Why ICANN Should Not Be in the Grant-Giving Biz
posted by michael on Wednesday December 22 2004, @06:32AM
It's rare for the editors of ICANNWatch to disagree much, but this may be one case where I don't quite see an issue the same as Milton. I think there are two very serious problems with the Board's recent decision at at secret meeting to vote $100,000 to the WGIG.

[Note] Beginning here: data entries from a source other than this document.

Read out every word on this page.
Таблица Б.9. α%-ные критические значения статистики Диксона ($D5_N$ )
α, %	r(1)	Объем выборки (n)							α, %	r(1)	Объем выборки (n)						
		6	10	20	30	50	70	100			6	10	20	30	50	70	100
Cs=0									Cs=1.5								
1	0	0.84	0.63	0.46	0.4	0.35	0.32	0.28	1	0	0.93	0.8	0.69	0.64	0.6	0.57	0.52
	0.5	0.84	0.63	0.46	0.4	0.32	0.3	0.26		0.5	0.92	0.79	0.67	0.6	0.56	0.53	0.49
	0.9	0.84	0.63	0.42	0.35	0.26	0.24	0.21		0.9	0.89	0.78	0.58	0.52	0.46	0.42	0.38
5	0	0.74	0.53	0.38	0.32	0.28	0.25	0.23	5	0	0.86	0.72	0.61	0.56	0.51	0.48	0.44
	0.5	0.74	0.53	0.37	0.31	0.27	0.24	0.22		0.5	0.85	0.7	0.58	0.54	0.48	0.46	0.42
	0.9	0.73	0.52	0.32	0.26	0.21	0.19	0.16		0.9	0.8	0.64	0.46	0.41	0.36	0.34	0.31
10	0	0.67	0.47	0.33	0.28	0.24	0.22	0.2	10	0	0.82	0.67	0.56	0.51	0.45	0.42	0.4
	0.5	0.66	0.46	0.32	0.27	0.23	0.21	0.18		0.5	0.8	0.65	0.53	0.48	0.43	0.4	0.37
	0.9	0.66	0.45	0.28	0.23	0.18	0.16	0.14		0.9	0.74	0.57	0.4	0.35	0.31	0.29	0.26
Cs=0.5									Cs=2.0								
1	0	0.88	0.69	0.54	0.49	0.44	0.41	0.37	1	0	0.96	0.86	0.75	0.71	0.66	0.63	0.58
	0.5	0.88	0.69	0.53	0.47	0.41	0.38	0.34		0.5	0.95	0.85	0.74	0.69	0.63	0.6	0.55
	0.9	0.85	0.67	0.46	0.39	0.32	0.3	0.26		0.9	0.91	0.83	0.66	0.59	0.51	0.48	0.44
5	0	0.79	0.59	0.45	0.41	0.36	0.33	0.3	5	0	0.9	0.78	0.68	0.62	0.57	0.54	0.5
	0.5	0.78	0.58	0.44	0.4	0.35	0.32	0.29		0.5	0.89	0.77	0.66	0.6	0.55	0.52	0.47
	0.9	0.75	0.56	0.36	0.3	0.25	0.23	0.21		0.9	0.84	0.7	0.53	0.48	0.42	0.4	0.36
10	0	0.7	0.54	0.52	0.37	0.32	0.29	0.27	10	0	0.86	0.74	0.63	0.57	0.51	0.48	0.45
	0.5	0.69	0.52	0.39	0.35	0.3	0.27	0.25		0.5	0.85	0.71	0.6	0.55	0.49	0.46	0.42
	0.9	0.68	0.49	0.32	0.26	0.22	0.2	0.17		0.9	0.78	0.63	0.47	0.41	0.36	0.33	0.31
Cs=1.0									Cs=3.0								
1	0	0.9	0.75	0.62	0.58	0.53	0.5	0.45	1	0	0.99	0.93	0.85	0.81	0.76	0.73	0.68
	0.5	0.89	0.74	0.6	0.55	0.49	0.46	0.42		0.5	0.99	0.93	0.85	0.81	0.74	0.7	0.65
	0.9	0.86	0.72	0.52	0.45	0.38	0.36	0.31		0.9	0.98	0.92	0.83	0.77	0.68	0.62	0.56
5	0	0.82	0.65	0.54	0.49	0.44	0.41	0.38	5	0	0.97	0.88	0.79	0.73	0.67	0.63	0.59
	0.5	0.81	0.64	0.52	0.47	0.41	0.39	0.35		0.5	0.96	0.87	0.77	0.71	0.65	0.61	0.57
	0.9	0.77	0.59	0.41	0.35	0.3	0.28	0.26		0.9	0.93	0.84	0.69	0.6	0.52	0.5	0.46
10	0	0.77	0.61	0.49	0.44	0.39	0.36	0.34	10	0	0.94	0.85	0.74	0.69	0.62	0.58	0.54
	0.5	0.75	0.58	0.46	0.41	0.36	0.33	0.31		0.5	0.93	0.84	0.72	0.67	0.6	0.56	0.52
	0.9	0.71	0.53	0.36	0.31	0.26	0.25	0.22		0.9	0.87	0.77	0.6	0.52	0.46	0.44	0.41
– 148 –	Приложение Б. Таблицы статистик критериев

First, the procedure stank. I'm told there was no advance notice of the meeting, and no posted agenda. (Someone please correct me if this is wrong; I'm working with very limited Internet access this week and next.) Certainly there was not wide attempt to open this issue for discussion, even though giving grants to (quasi)governmental bodies is a radical new move for ICANN, and quite far outside of what we understood its mission to be to date. A decision of this magnitude deserved wide ventilation, much community discussion, and decision in a public meeting -- not one in secret, and most certainly not one that (I gather) was held in violation of ICANN's own rules about notice. [Can the new ombudsman do anything about this violation other than wring his hands? If not, what use is he?]
Substantively, it is if anything even worse. This is more mission creep. Now that ICANN is rich with its doubled budget -- and soon to be even richer with the extra 75 cents per domain name it will extorting from domain name registrants, which it will apparently feel free to use for whatever it likes.
Remind me again about how ICANN was now reformed and was going to stick to narrowly defined responsibilities? Bigger budgets --> function creep. Or function gallop.
One of the most serious arguments against giving ICANN the independence from the US government that it so ardently desires is that there will then be no one who can stop it from taxing and spending as will. This latest proves that this is no theoretical worry.